In a recent Twitter survey I conducted, nearly 90% of people rated their trust in mainstream media as either “very low” or “low.” And is it any surprise? Ever-mounting media consolidation has narrowed the perspectives the public is privy to, ownership and funding of these corporations are riddled with conflicts of interest, crucial stories keep suspiciously getting buried, and big tech companies are outright censoring and demonetizing independent outlets trying to break through the noise. The media is supposed to function as a power check — and a means of arming us with vital information for shaping the society we want to live in. It’s never been a more important industry. And it’s never been more at risk. In this series, I’ll tackle each factor threatening the media’s ability to serve our democracy — with input from journalists, media critics and professors, and other experts.
Earlier in April, I kicked off this series with a piece about the problematic history of media consolidation. Read Part 1 here.
“Freedom of the press is guaranteed only to those who own one.” A. J. Liebling, 1960
When Amazon founder Jeff Bezos bought The Washington Post for $250 million in 2013, he made a written promise to employees: “We will continue to follow the truth wherever it leads, and we’ll work hard not to make mistakes. When we do, we will own up to them quickly and completely.” It was an admirable commitment, but as they say, actions speak louder than words. Here are a few editorial decisions that were made in the years following that acquisition:
The Post ordered “no pardon” for whistleblower Edward Snowden — after not only using him as a source for its groundbreaking NSA stories but then accepting a Pulitzer for that series.
One month after the editorial board demanded that Snowden’s leaks on U.S. spying come to a halt, Amazon became a beneficiary of that spying when it won a contract to host CIA data. The Post refused to provide disclosure of this when covering the CIA.

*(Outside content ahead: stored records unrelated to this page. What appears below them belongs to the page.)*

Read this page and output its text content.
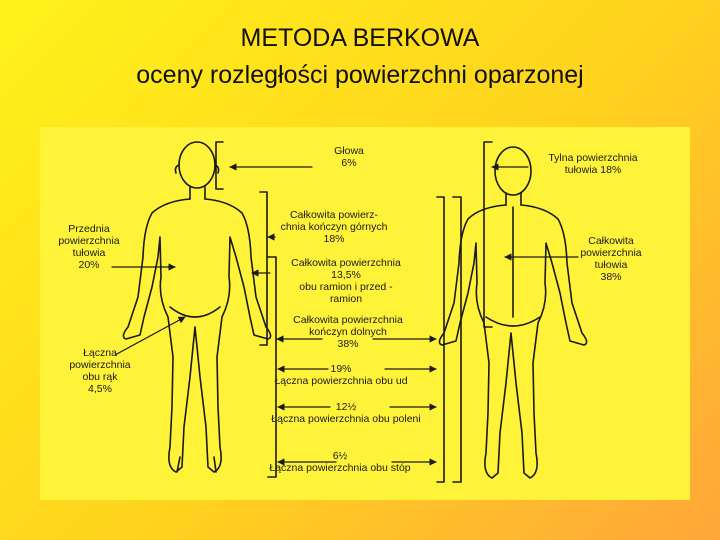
METODA BERKOWA
oceny rozległości powierzchni oparzonej
Głowa
6%	Tylna powierzchnia
tułowia 18%
Całkowita powierz-
chnia kończyn górnych
18%
Przednia
powierzchnia
tułowia
20%
Całkowita
powierzchnia
tułowia
38%
Całkowita powierzchnia
13,5%
obu ramion i przed -
ramion
Całkowita powierzchnia
kończyn dolnych
38%
Łączna
powierzchnia
obu rąk
4,5%
19%
Łączna powierzchnia obu ud
12½
Łączna powierzchnia obu poleni
6½
Łączna powierzchnia obu stóp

WaPo stories about Uber routinely failed to disclose that its owner, Bezos, had billions of dollars worth of stock in the car-sharing company.
Closely following the 2016 presidential election, the Post promoted research by the ultra-shady anonymous group PropOrNot, which unjustifiably blacklisted hundreds of independent news sites, denouncing them as Russian agents or assets. (Ironically, PropOrNot’s “fake news” detection system later lost credibility and was deemed to be fake news itself. The WaPo quickly distanced itself from the operation.)
At the end of 2016, The Washington Post falsely reported that Russian hackers penetrated a U.S. electricity grid. In actuality, Burlington Electric had searched its computers and found malware on a laptop that was not connected to the grid, but the Post never bothered to contact the Vermont utility provider before publishing the piece. After Burlington Electric provided a statement clarifying what happened, the Post updated the headline — but the revised headline still claimed Russian hackers were responsible.
Perspective: Toxic media destroys democracy. Here’s what to do about it. https://t.co/BhAPqLlxwg
— The Washington Post (@washingtonpost) December 27, 2020
That’s not at all to say that these occasional missteps were Bezos’ fault, nor that there weren’t any positive outcomes from that acquisition as well. At the time that Bezos purchased The Washington Post, it had been facing years of declining revenues. His capital allowed the company to drastically increase staff, and within three years, become profitable again while doubling its Web traffic. That’s no small feat in today’s journalistic apocalypse. But while billionaires who buy legacy newspapers are often presented as benevolent saviors of a dying industry, might it be naive to assume these are really just acts of civic charity with no invisible strings attached? What’s stopping these moguls from using publications as a mouthpiece to promote their own personal interests, amplifying or burying stories accordingly?
This isn’t just an unfounded fear — owners can, and sometimes do, meddle. In 2019, former New York City mayor and Bloomberg News editor-in-chief Michael Bloomberg announced he’d be running in the presidential race — and sent a memo to 2,700 Bloomberg journalists prohibiting them from doing any investigative stories on him or his campaign. Casino mogul Sheldon Adelson, who quietly snapped up The Las Vegas Review-Journal for $140 million in 2015, is also often cited as a cautionary tale of what can happen when a rich and powerful man owns a prominent newspaper. When Adelson requested that Review-Journal reporters start monitoring the judge handling a lawsuit threatening his casinos, it became pretty clear that he planned to use the newspaper to further his own agenda.
“At a minimum, the outlet should be completely transparent and reveal these conflicts of interest — in Adelson’s case, his casino and real estate developments, local public subsidies in support of these projects, lawsuits in which he was embroiled — where there’s a danger of news being distorted in ways that could benefit the owner at the public’s expense,” Rodney Benson — a sociologist and NYU professor of media, culture, and communication — told me in an interview. “And the fact that an increasing number of owners, whether individuals or corporations, now come not from news media but from Silicon Valley and other industries means that the threat of conflicts of interest is only going to grow.”